D’un grand dynamisme et dans des coloris par trop outranciers aux yeux de certains, ces verrières posées en 1924 font l’objet de violentes critiques qui aboutissent à la suspension du programme par le vicaire général, Mgr Petite. Celui-ci ne peut concevoir que “les rébus de Cingria aient leur place dans les églises”, sentiment partagé selon lui par les fidèles, qui “souhaitent que l’autorité ecclésiastique arrête de transformer leurs sanctuaires en musée des horreurs” (Petite, 1927a). Mgr Besson nuance les propos du vicaire en lui disant que l’Église ne peut systématiquement refuser tout ce que Cingria réalise. Il propose d’exiger de l’artiste qu’il leur présente à chaque fois ses cartons et qu’il se plie à accepter les éventuelles modifications qui lui seraient demandées (Besson, 1927). L’artiste réalise cette année deux nouvelles verrières au-dessus des portes latérales, représentant sainte Philomène et le curé d’Ars (GE_04.02 ; GE_04.04).

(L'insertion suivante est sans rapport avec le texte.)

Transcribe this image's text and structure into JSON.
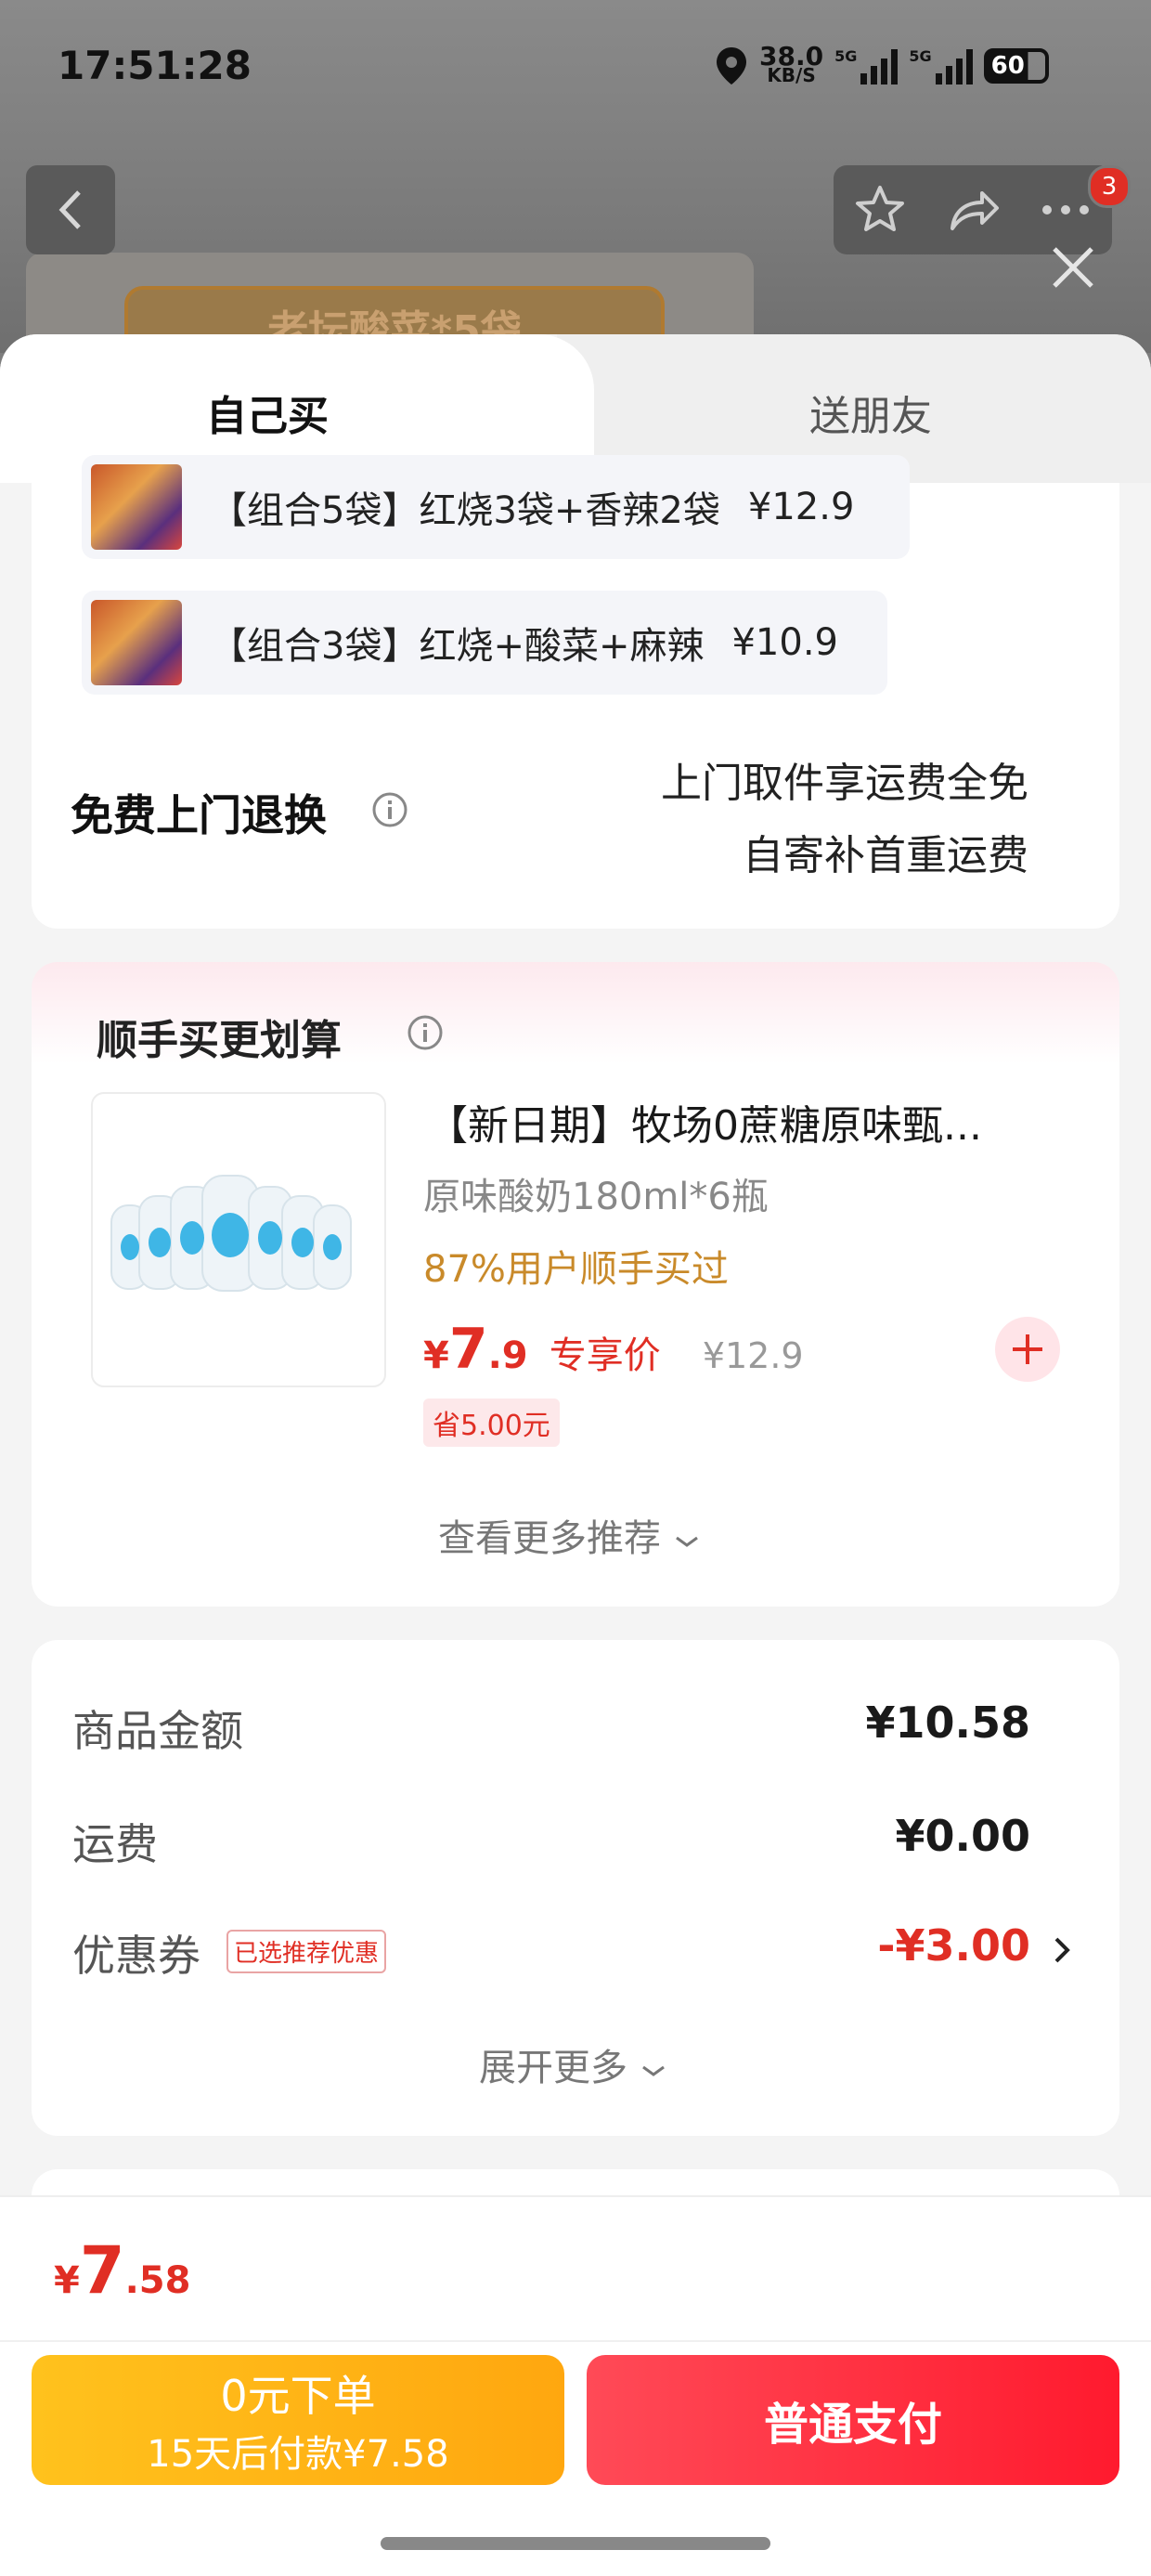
{
  "status_bar": {
    "time": "17:51:28",
    "net_speed_value": "38.0",
    "net_speed_unit": "KB/S",
    "signal_1": "5G",
    "signal_2": "5G",
    "battery": "60"
  },
  "background": {
    "banner_text": "老坛酸菜*5袋",
    "cart_badge": "3"
  },
  "tabs": {
    "self_buy": "自己买",
    "gift": "送朋友"
  },
  "combos": [
    {
      "label": "【组合5袋】红烧3袋+香辣2袋",
      "price": "¥12.9"
    },
    {
      "label": "【组合3袋】红烧+酸菜+麻辣",
      "price": "¥10.9"
    }
  ],
  "return_policy": {
    "title": "免费上门退换",
    "line1": "上门取件享运费全免",
    "line2": "自寄补首重运费"
  },
  "addon": {
    "section_title": "顺手买更划算",
    "product_title": "【新日期】牧场0蔗糖原味甄...",
    "product_spec": "原味酸奶180ml*6瓶",
    "purchase_rate": "87%用户顺手买过",
    "price_symbol": "¥",
    "price_int": "7",
    "price_dec": ".9",
    "price_tag": "专享价",
    "original_price": "¥12.9",
    "saving": "省5.00元",
    "more_link": "查看更多推荐"
  },
  "summary": {
    "goods_label": "商品金额",
    "goods_value": "¥10.58",
    "shipping_label": "运费",
    "shipping_value": "¥0.00",
    "coupon_label": "优惠券",
    "coupon_tag": "已选推荐优惠",
    "coupon_value": "-¥3.00",
    "expand": "展开更多"
  },
  "footer": {
    "total_symbol": "¥",
    "total_int": "7",
    "total_dec": ".58",
    "later_pay_title": "0元下单",
    "later_pay_sub": "15天后付款¥7.58",
    "normal_pay": "普通支付"
  },
  "colors": {
    "accent_red": "#e02e24",
    "orange_text": "#c98a2a",
    "later_pay_start": "#ffc21d",
    "later_pay_end": "#ffa70f",
    "normal_pay_start": "#ff4a57",
    "normal_pay_end": "#ff1a2e"
  }
}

En avril 1927, le vicaire informe l’évêque du diocèse, Mgr Besson que Cingria aurait trouvé un mécène pour payer le reste des vitraux, ce qu’il ne peut tolérer (Petite, 1927b). Mgr Besson finit par faire accepter que l’artiste puisse poursuivre son travail, mais avec une contrainte de taille exigée par Mgr Petite : l’interdiction stricte de représenter des figures. Cingria doit donc se contenter de vitraux ornementaux, ce qui convient au vicaire général qui reconnaît à l’artiste un certain talent de décorateur (Petite, 1927b). Puisque seules les oeuvres ornementales lui sont autorisées, ”ni plus ni moins qu’à un musulman pratiquant”, comme il le souligne lui-même dans ses Souvenirs d’un peintre ambulant (Cingria, 1933, p. 144), Cingria cherche une solution innovante qui puisse lui permettre de poursuivre le programme consacré à l’Invention de la Sainte Croix et imagine des vues des lieux de la Légende dessinés à la manière de cartes de géographie anciennes. Ces verrières, réalisées avec Emilio Maria Beretta, seront déposées en 1973-1975 lors de la transformation de l’église Sainte-Croix de Carouge et replacées en 1977 dans la chapelle de la paroisse Sainte-Marie-du-Peuple à Châtelaine (par exemple GE_28.03).